SANG PEMBEBAS

Roman Sejarah dan Kiprah Petualangan Kesatria Tana Ugi, La Maddukkelleng

0 60

IA menjadi inspirasi sejarah generasi berikutnya, bahwa kemerdekaan adalah hak asasi tertinggi bagi seluruh bangsa yang harus diperjuangkan dengan segala cara sampai akhir hayat. Bahwa memperjuangkan kemerdekaan, kebenaran dan juga harga diri adalah tugas mulia kesatria anak negeri.

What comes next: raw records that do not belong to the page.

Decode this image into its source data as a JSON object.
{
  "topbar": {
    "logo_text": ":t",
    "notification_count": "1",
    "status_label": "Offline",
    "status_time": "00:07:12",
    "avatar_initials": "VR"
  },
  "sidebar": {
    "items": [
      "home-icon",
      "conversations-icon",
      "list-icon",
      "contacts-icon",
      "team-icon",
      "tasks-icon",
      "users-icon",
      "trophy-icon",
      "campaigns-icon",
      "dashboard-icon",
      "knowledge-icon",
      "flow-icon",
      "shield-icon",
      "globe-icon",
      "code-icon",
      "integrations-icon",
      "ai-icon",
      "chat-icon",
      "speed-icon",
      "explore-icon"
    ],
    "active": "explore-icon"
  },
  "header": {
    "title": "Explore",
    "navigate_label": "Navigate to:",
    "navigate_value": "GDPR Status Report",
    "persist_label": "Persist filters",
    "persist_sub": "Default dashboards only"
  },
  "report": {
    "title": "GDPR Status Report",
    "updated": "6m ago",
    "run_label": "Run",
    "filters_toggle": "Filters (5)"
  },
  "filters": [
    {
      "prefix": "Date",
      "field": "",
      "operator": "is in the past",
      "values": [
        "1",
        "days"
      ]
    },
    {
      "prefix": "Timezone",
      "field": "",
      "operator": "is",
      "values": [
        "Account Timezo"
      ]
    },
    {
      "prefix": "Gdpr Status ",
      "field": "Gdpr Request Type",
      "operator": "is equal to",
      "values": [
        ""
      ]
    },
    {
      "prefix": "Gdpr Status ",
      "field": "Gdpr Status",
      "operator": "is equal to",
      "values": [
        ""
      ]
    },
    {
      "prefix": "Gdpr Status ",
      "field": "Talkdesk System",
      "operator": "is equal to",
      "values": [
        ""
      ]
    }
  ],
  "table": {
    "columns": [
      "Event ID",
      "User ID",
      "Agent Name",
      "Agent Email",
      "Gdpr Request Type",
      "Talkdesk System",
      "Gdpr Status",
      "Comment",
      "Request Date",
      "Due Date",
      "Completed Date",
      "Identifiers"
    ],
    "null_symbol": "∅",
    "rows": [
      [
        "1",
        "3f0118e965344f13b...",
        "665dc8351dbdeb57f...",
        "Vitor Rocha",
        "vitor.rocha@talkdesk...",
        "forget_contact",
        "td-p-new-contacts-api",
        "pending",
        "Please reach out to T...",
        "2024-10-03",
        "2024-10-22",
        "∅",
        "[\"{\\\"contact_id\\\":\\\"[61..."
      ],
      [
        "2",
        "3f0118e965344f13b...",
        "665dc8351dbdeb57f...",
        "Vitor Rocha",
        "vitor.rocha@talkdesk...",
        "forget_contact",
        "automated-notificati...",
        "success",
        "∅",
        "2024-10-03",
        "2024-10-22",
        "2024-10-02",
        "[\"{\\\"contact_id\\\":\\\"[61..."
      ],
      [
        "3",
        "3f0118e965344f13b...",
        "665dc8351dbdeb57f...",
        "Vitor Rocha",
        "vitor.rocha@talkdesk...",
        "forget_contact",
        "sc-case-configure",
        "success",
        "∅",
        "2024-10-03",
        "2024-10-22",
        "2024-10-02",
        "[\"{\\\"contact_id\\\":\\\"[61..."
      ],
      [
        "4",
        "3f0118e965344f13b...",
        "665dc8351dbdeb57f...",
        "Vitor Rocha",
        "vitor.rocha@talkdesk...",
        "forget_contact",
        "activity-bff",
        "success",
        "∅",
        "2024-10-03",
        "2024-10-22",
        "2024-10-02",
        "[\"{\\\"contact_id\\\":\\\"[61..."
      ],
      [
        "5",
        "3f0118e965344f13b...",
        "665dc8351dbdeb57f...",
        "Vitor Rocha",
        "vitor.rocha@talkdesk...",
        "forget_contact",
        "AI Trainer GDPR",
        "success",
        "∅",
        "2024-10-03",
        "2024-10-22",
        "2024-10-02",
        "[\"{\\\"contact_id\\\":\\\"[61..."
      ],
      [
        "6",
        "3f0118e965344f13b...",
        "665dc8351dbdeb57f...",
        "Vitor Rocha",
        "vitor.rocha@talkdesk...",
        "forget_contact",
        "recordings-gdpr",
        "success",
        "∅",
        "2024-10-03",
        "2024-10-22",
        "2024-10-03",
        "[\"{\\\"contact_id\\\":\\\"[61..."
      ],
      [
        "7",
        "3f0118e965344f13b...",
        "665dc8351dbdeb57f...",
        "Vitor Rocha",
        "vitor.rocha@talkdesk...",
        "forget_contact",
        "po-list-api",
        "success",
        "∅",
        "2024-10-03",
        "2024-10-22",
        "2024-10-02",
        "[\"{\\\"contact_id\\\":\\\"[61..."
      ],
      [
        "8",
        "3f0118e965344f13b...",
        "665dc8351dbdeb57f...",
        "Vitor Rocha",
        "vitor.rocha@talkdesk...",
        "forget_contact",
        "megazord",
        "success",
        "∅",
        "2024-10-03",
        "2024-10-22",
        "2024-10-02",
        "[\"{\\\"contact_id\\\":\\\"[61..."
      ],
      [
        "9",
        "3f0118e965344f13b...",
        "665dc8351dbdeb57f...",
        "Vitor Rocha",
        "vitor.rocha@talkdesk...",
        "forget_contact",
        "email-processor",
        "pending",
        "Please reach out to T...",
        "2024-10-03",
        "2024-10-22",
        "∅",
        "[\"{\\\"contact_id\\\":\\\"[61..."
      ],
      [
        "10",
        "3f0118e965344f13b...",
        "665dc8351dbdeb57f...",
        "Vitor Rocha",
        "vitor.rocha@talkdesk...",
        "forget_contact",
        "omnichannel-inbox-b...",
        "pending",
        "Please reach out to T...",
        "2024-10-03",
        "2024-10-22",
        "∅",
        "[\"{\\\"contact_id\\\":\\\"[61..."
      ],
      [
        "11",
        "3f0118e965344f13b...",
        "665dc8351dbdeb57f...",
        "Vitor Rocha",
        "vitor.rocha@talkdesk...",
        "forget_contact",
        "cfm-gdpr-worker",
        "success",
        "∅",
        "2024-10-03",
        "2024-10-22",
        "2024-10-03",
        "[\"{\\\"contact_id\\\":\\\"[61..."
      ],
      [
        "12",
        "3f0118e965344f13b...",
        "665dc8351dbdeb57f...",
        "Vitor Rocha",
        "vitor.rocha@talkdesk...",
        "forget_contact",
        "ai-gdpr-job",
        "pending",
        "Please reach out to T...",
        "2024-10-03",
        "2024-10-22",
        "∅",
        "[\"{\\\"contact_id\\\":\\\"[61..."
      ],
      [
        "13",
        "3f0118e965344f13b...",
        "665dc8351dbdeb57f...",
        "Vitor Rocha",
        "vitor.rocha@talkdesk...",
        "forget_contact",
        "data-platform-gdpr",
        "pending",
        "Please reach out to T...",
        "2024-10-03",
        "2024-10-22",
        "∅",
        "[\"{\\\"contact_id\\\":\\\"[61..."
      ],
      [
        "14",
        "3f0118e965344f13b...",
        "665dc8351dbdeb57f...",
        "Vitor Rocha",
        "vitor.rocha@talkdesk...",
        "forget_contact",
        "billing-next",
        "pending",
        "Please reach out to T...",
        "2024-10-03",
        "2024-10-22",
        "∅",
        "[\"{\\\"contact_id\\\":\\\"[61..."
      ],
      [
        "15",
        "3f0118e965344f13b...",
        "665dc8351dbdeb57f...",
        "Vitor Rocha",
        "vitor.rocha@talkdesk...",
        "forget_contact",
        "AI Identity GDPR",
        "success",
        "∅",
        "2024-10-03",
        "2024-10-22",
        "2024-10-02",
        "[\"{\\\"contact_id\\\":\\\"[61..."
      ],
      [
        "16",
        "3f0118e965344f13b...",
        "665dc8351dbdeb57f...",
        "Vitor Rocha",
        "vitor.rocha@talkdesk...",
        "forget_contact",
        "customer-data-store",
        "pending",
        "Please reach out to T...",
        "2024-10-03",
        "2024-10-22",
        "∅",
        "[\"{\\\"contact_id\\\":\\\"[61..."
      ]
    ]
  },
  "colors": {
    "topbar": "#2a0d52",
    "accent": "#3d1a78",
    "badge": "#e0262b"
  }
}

Ia telah menorehkan dengan sangat lugas prinsip kemerdekaan orang Wajo. Maradeka to Wajo’é, najajiang alena maradeka, tanaemi ata, naia tomakketanaé maradeka maneng, ade’ assamaturusennami napopuang. Orang Wajo adalah orang yang merdeka sejak lahir. Hanya tanah pertiwi sebagai abdi, seluruh yang bertanah adalah merdeka semua. Adat yang menjadi kesepakatan bersama dijunjung sebagai tuan tertinggi.

Ironisnya, derajat adat (ade’) sebagai yang dijunjung tinggi ini justru sering menempatkan La Maddukkelleng sebagai pembangkang terhadap adat. Manakala visi kemerdekaan yang diperjuangkannya bertabrakan dengan apa yang pernah disepati secara adat, maka ia sering memilih mengesampingkan adat.

CERITA SEBELUMNYA : 

Penafsiran aturan adat bisa dibahas kelak secara tudang sipulung (duduk bermusyawarah bersama), tapi kemerdekaan adalah hal yang tak bisa ditunda atau ditawar. Ia berteguh pada prinsip itu. Dua kata dalam semboyan Wajo, adat dan kemerdekaan (ade’ dan maradeka), jika berhadapan dalam prioritas, maka ia memilih mendahulukan kemerdekaan.

Hal inilah yang membuat La Maddukkelleng sering berhadapan dengan pengadilan adat, khususnya pengadilan Tellumpoccoe. Karena meski dalam takaran tertentu tiga kerajaan Bone, Soppeng dan Wajo adalah negeri berdaulat yang terkadang berseteru satu sama lain, namun mereka memiliki peradilan bersama sebagai salah satu hasil Lamumpatue Ri Timurung, yang ditandatangani tiga kerajaan ratusan tahun lalu.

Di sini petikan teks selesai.